第7話 子どもが喜ぶ絵本って?

文字数 1,385文字

 読み聞かせの話ついでに、子供が喜ぶ絵本をいくつかご紹介しておきます。

 一対一の読み聞かせの時は、その子に合わせた物を選ぶべきですが、集団相手の時はみんながどっと盛り上がれる作品が好まれます。つまり「笑いが取れる」絵本です。

 私自身が感動したとまでは言いきれないのだけど(このエッセイの趣旨から外れてすみません)、子供たちにはツボのようです。誰が読んでもウケる「鉄板アイテム」とも言うべき絵本。読み聞かせ会では「つかみ」として非常によく使われます。

 私自身は芸人さんのようなパフォーマンスは苦手なのですが、これなら子供たちを沸かせることができました。やっぱり絵本自体に魅力があるんでしょう。
 というわけで、機会があったらこの絵本でぜひお試しください。
 すみません、以下の紹介はいずれもネタバレを含みます。

 ①長谷川摂子『きょだいな きょだいな』
 巨大な物が次々と登場。文章のリズムも良いです。巨大なトイレットペーパーでお尻を拭くシーンなど、子供たちはひっくり返って大爆笑してくれます。

 ②マイク・サーラー『わゴムはどのぐらいのびるかしら?』
 ありえないでしょ! と突っ込みたくなるぐらい、わゴムが伸びていきます。一体この輪ゴムはいつ切れるのか? 子供ってこういう緊張感が好きみたいですね。わーわーと悲鳴を上げて盛り上がってくれます。

 ③川端誠『うえきばちです』
 これも絶対外さない絵本。植木鉢に種を植えたら……目(芽)が出ました! 歯(葉)が出ました!……以下略。
 要するにダジャレなのですが、一ページめくるごとに教室中が大爆笑。あさがおの栽培に初めて挑戦した、小学一年生に特におすすめです。

 ④谷川俊太郎『これはのみのぴこ』
 ページをめくるごとに言葉が重なって、どんどん長い文章になっていくしくみ。早口言葉のようにしゃべらなくてはならなくなって、読む方は息も絶え絶えになりますが、子どもたちの方は盛り上がってくれます。上手に読まない方がむしろいいみたいです。

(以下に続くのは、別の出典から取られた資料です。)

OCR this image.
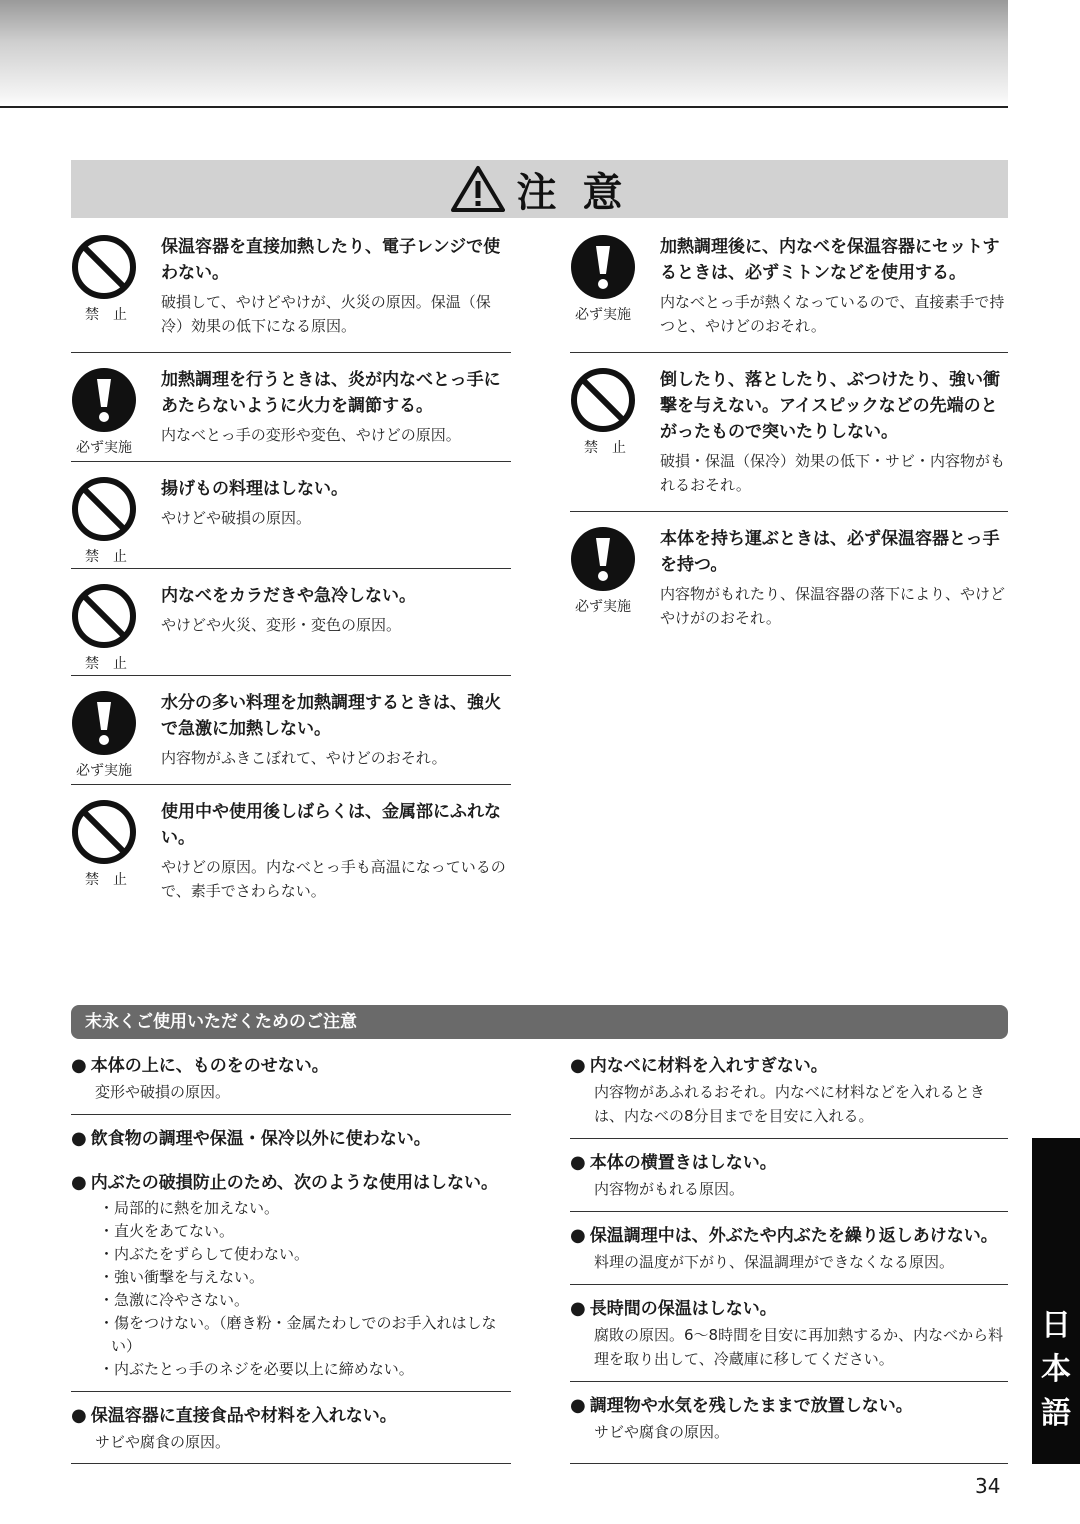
注 意
禁止
保温容器を直接加熱したり、電子レンジで使わない。
破損して、やけどやけが、火災の原因。保温（保冷）効果の低下になる原因。
必ず実施
加熱調理を行うときは、炎が内なべとっ手にあたらないように火力を調節する。
内なべとっ手の変形や変色、やけどの原因。
禁止
揚げもの料理はしない。
やけどや破損の原因。
禁止
内なべをカラだきや急冷しない。
やけどや火災、変形・変色の原因。
必ず実施
水分の多い料理を加熱調理するときは、強火で急激に加熱しない。
内容物がふきこぼれて、やけどのおそれ。
禁止
使用中や使用後しばらくは、金属部にふれない。
やけどの原因。内なべとっ手も高温になっているので、素手でさわらない。
必ず実施
加熱調理後に、内なべを保温容器にセットするときは、必ずミトンなどを使用する。
内なべとっ手が熱くなっているので、直接素手で持つと、やけどのおそれ。
禁止
倒したり、落としたり、ぶつけたり、強い衝撃を与えない。アイスピックなどの先端のとがったもので突いたりしない。
破損・保温（保冷）効果の低下・サビ・内容物がもれるおそれ。
必ず実施
本体を持ち運ぶときは、必ず保温容器とっ手を持つ。
内容物がもれたり、保温容器の落下により、やけどやけがのおそれ。
末永くご使用いただくためのご注意
● 本体の上に、ものをのせない。
変形や破損の原因。
● 飲食物の調理や保温・保冷以外に使わない。
● 内ぶたの破損防止のため、次のような使用はしない。
・局部的に熱を加えない。
・直火をあてない。
・内ぶたをずらして使わない。
・強い衝撃を与えない。
・急激に冷やさない。
・傷をつけない。（磨き粉・金属たわしでのお手入れはしない）
・内ぶたとっ手のネジを必要以上に締めない。
● 保温容器に直接食品や材料を入れない。
サビや腐食の原因。
● 内なべに材料を入れすぎない。
内容物があふれるおそれ。内なべに材料などを入れるときは、内なべの8分目までを目安に入れる。
● 本体の横置きはしない。
内容物がもれる原因。
● 保温調理中は、外ぶたや内ぶたを繰り返しあけない。
料理の温度が下がり、保温調理ができなくなる原因。
● 長時間の保温はしない。
腐敗の原因。6～8時間を目安に再加熱するか、内なべから料理を取り出して、冷蔵庫に移してください。
● 調理物や水気を残したままで放置しない。
サビや腐食の原因。
日
本
語
34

 それから、日本ではあまりメジャーではないのだけれど、私が読んだ中で一番子供たちにウケた本がこちら。

 ⑤ケス・グレイ『ちゃんとたべなさい』
 イギリスで大人気の絵本。お豆が大嫌いなデイジーと、交換条件を出して何とか食べさせようとするお母さんとのやりとりが、ページをめくるごとにエスカレートしていきます。上記の「わゴム~」もそうですが、内容がどんどん過激になっていく過程が良いらしく、子供たちはもう歓喜の雄叫び(笑)。
 好き嫌いを克服しよう、という道徳的なオチじゃないところも良いのかもしれません。


 笑いを取る、というのは本来非常に難しいことですが、私の場合は素直な子たちのクラスに行くことが多かったんでしょう。思った以上の確率でヒットしました。

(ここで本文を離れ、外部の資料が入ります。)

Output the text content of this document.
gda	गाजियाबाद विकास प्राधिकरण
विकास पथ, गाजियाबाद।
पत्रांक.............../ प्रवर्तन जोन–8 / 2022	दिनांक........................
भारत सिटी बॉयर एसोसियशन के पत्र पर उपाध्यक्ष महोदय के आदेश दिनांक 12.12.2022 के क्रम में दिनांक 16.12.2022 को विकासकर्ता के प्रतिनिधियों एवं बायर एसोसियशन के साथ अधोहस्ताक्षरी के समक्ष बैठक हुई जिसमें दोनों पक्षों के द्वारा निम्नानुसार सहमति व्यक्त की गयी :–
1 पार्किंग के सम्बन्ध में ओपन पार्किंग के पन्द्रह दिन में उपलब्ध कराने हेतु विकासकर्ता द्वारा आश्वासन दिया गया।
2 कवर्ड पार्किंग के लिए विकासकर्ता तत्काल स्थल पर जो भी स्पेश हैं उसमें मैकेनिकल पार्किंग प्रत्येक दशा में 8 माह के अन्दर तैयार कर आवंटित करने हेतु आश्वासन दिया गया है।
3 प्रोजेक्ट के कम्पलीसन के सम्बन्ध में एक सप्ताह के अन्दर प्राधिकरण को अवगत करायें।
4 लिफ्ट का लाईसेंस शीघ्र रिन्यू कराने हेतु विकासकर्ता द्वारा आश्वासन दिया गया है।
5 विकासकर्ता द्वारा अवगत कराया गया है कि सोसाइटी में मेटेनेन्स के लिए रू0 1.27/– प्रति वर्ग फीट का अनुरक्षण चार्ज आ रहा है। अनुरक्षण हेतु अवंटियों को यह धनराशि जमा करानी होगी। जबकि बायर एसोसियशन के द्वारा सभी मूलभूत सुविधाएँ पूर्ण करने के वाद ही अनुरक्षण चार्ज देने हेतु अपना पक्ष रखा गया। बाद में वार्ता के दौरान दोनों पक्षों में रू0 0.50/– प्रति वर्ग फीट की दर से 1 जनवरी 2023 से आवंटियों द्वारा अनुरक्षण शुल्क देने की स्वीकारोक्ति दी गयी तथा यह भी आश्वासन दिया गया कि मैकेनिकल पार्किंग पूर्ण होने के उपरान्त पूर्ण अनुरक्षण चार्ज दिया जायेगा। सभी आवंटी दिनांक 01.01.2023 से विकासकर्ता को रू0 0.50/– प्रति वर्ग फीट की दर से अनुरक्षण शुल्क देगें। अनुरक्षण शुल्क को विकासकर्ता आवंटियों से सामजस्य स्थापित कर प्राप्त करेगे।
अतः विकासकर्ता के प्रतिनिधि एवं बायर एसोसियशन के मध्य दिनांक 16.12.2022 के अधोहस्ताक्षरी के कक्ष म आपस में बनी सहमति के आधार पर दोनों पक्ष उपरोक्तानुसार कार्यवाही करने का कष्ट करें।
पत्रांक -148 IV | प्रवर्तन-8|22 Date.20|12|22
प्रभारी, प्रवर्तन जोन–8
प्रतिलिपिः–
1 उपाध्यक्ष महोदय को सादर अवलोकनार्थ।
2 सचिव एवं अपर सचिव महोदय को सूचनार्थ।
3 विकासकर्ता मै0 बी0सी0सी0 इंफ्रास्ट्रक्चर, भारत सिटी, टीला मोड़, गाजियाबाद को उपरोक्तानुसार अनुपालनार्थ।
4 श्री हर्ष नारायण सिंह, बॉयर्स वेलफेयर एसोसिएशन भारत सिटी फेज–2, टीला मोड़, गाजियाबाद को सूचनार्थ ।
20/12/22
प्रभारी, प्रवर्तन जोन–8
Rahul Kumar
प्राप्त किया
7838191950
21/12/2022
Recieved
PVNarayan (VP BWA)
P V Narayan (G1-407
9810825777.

 だけど読む人のキャラに左右される部分もあります。しみじみと感動する絵本、考えさせる絵本の方が似合う人もいますよね。
 かく言う私も、とにかく「スケールの大きな感動」の方が好みなのです。なので一冊目で笑いを取り、二冊目に本命を持ってくる作戦にしていました。その時の状況で、組み合わせを変えても良いのではないでしょうか。

 というわけで、次回はその「本命」。
 子どもの読み聞かせ会のために目を通したのに、自分が惚れ込んでしまった……という絵本について書いてみたいと思います。